Peel 1. ‘They’re lying to you,’ said Mike Yeadon, a bloke I’d not heard of, in early 2020. I’ve never been naïve about politicians’ natural ability to lie, but it nevertheless came as a shock at the time that something so important as a pandemic would be founded on a lie.
Peel 2. ‘Safe and effective’. I was offered the ‘vaccine’ early, just after Christmas 2020, and I nearly fell for it. After all, this was a killer pandemic and the government was doing its best. But it bothered me. Vaccines take years to develop and test, and ‘operation warp speed’ just doesn’t cut it when the fundamental testing coordinate is the passage of time. They could have said something like ‘it takes years to be sure about the efficacy of a vaccine, but this is an emergency, so we’re asking you to take a risk and hopefully benefit from a balance of probabilities’. But that might adversely affect take-up. So ‘safe and effective’ was clearly something they couldn’t possibly assert. Yet they did. ‘They’re lying to you’ began to sound like a stentorian echo down the corridors of unfolding time.
Peel 3. The ‘vaccine’ was proveably harming people, but the campaign intensified. Something else was going on.
Peel 4. Is the concept and history of all vaccination founded on a lie? The seductive marketing concept of vaccination is that prevention is better than cure. But the flipside of that argument is to ask why you would inject foreign substances into a healthy body. The answer, of course, is money. An unlimited, continuous market of regular, unneeded injections.
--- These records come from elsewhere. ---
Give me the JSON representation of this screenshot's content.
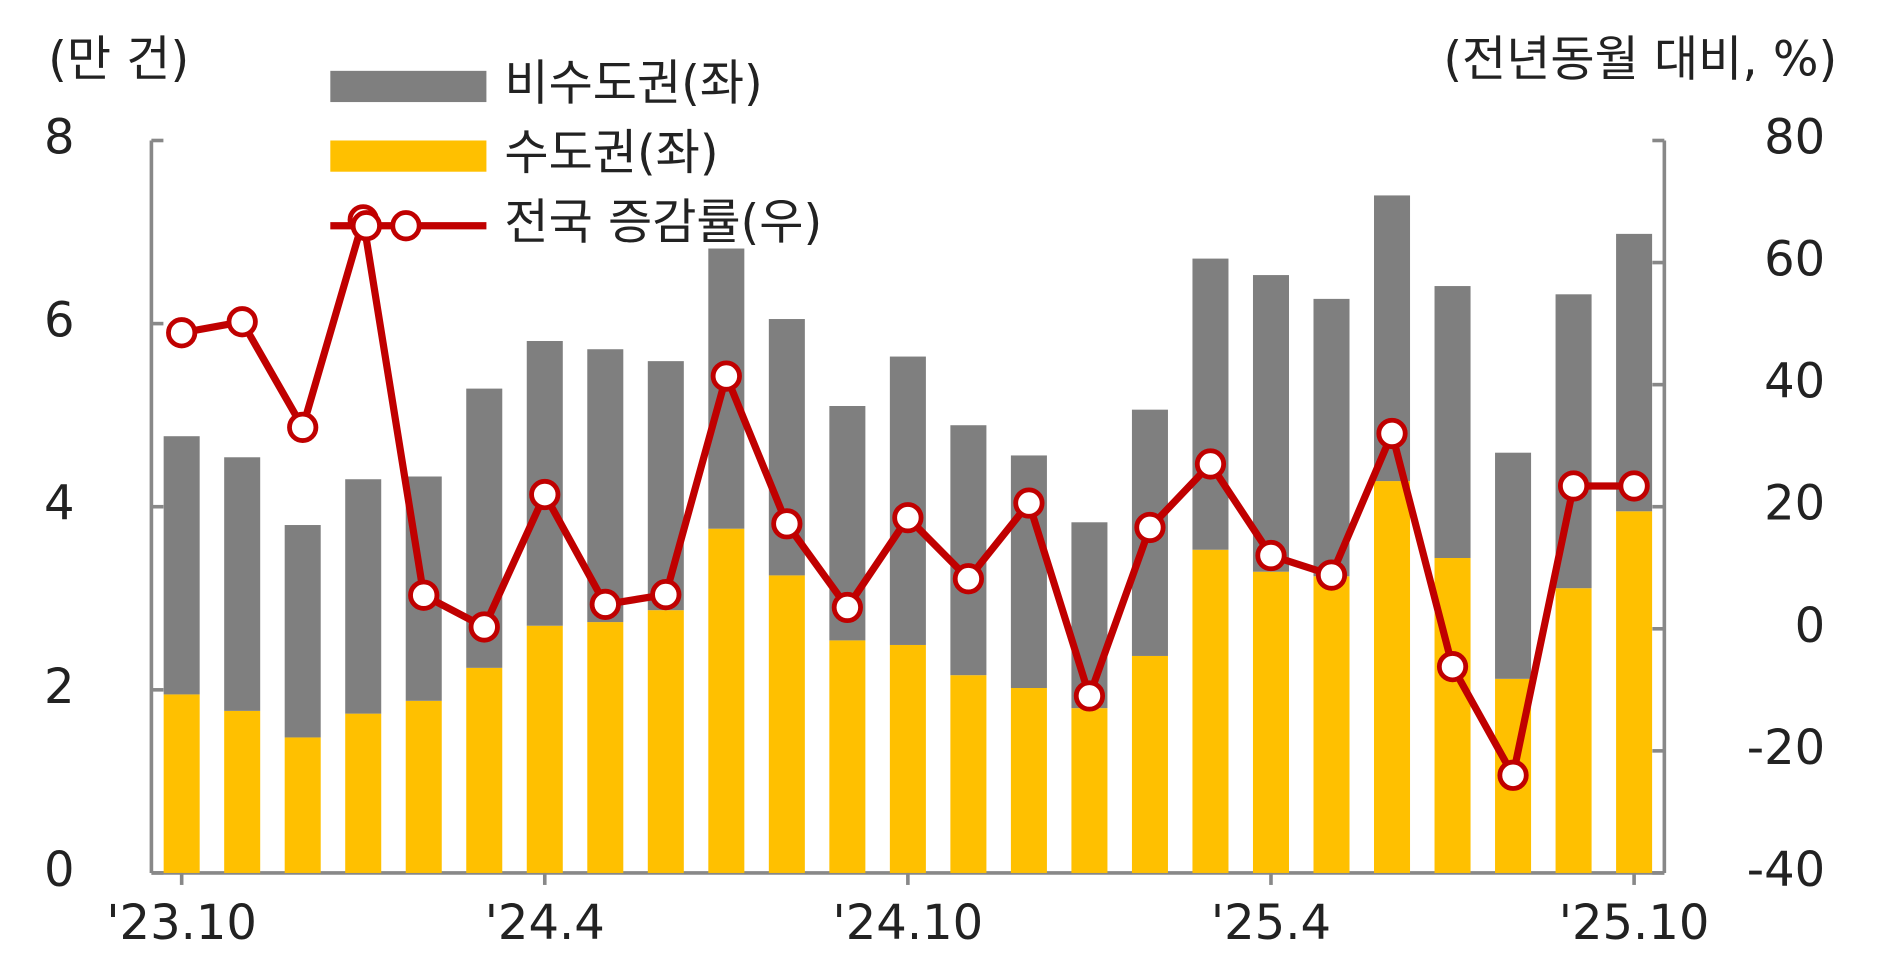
{
  "chart_data": {
    "type": "bar",
    "y_label": "(만 건)",
    "y2_label": "(전년동월 대비, %)",
    "categories": [
      "'23.10",
      null,
      null,
      null,
      null,
      null,
      "'24.4",
      null,
      null,
      null,
      null,
      null,
      "'24.10",
      null,
      null,
      null,
      null,
      null,
      "'25.4",
      null,
      null,
      null,
      null,
      null,
      "'25.10"
    ],
    "stacked": true,
    "series": [
      {
        "name": "비수도권(좌)",
        "color": "#7f7f7f",
        "type": "bar",
        "values": [
          2.82,
          2.77,
          2.32,
          2.56,
          2.45,
          3.05,
          3.11,
          2.98,
          2.72,
          3.06,
          2.8,
          2.56,
          3.15,
          2.73,
          2.54,
          2.03,
          2.69,
          3.18,
          3.24,
          3.03,
          3.12,
          2.97,
          2.47,
          3.21,
          3.03
        ]
      },
      {
        "name": "수도권(좌)",
        "color": "#ffc000",
        "type": "bar",
        "values": [
          1.95,
          1.77,
          1.48,
          1.74,
          1.88,
          2.24,
          2.7,
          2.74,
          2.87,
          3.76,
          3.25,
          2.54,
          2.49,
          2.16,
          2.02,
          1.8,
          2.37,
          3.53,
          3.29,
          3.24,
          4.28,
          3.44,
          2.12,
          3.11,
          3.95
        ]
      },
      {
        "name": "전국 증감률(우)",
        "color": "#c00000",
        "type": "line",
        "axis": "y2",
        "values": [
          48.5,
          50.3,
          33,
          67,
          5.5,
          0.3,
          22,
          4,
          5.6,
          41.4,
          17.2,
          3.5,
          18.2,
          8.2,
          20.6,
          -11,
          16.6,
          27,
          12,
          8.8,
          32,
          -6.2,
          -24,
          23.4,
          23.4
        ]
      }
    ],
    "ylim": [
      0,
      8
    ],
    "yticks": [
      0,
      2,
      4,
      6,
      8
    ],
    "y2lim": [
      -40,
      80
    ],
    "y2ticks": [
      -40,
      -20,
      0,
      20,
      40,
      60,
      80
    ]
  }
}
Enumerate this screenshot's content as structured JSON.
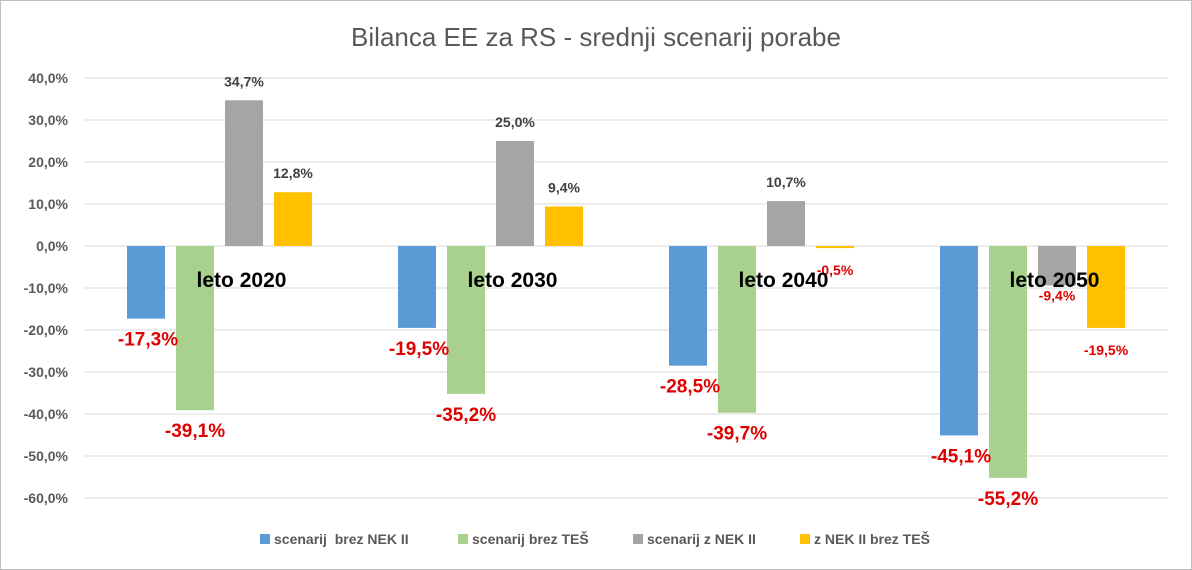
{
  "chart_data": {
    "type": "bar",
    "title": "Bilanca EE za RS - srednji scenarij porabe",
    "categories": [
      "leto 2020",
      "leto 2030",
      "leto 2040",
      "leto 2050"
    ],
    "ylim": [
      -60,
      40
    ],
    "y_ticks": [
      "40,0%",
      "30,0%",
      "20,0%",
      "10,0%",
      "0,0%",
      "-10,0%",
      "-20,0%",
      "-30,0%",
      "-40,0%",
      "-50,0%",
      "-60,0%"
    ],
    "grid": true,
    "legend_position": "bottom",
    "series": [
      {
        "name": "scenarij  brez NEK II",
        "color": "#5b9bd5",
        "values": [
          -17.3,
          -19.5,
          -28.5,
          -45.1
        ],
        "labels": [
          "-17,3%",
          "-19,5%",
          "-28,5%",
          "-45,1%"
        ]
      },
      {
        "name": "scenarij brez TEŠ",
        "color": "#a9d18e",
        "values": [
          -39.1,
          -35.2,
          -39.7,
          -55.2
        ],
        "labels": [
          "-39,1%",
          "-35,2%",
          "-39,7%",
          "-55,2%"
        ]
      },
      {
        "name": "scenarij z NEK II",
        "color": "#a5a5a5",
        "values": [
          34.7,
          25.0,
          10.7,
          -9.4
        ],
        "labels": [
          "34,7%",
          "25,0%",
          "10,7%",
          "-9,4%"
        ]
      },
      {
        "name": "z NEK II brez TEŠ",
        "color": "#ffc000",
        "values": [
          12.8,
          9.4,
          -0.5,
          -19.5
        ],
        "labels": [
          "12,8%",
          "9,4%",
          "-0,5%",
          "-19,5%"
        ]
      }
    ]
  }
}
Peel 5. It’s all to do, then, with money. This is a powerful explanation. Several billion arms ready and willing to bare for the next vaccine promises riches beyond your wildest dreams. Then take the lockdowns. I saw through them from the very start. It was clear that vast numbers of SMEs, for example, wouldn’t survive this sustained attack on their businesses, and that transfer of wealth (i.e. stealing) was the agenda. But I knew instinctively that I hadn’t exhausted the onion.
Peel 6. Is it actually to do with power and control, then? This would automatically embody the transfer of wealth into a bigger agenda. Not simply wallowing in a swamp of money, but using it as a bludgeon to play God with people’s lives. The WHO, WEF, CBDC et al suggest we may have arrived at true cause and motivation. But is that really the core of the onion?
Peel 7. The fostering of war is claimed by many to be a distraction from the economic and societal destruction propagated in the West. Certainly, we’re seeing plenty of it. This will set the record straight with a big clear-out followed by all that money rebuilding after the carnage. But is that really the primary cause of war?
Peel 8. I see the lust to harm and kill us drives everything. True, bankers and the arms industry make loads of money by financing and supplying both sides. But it now appears to me that the sheer pleasure of causing fear, pain and death is behind it all. Matt Hancock perhaps unwittingly epitomised the shadow of evil with a phrase that will be on his tombstone alongside many others: ‘This will scare the pants off everyone’.
I therefore believe that the leitmotif is First, Do Harm. If so, perhaps we had better take them on by using the enemy’s own inversion techniques of replacing truth with the opposite, and apply a bastardised principle of guilty until proven innocent, with our own leitmotif to meet any authoritarian edict: First, Disobey.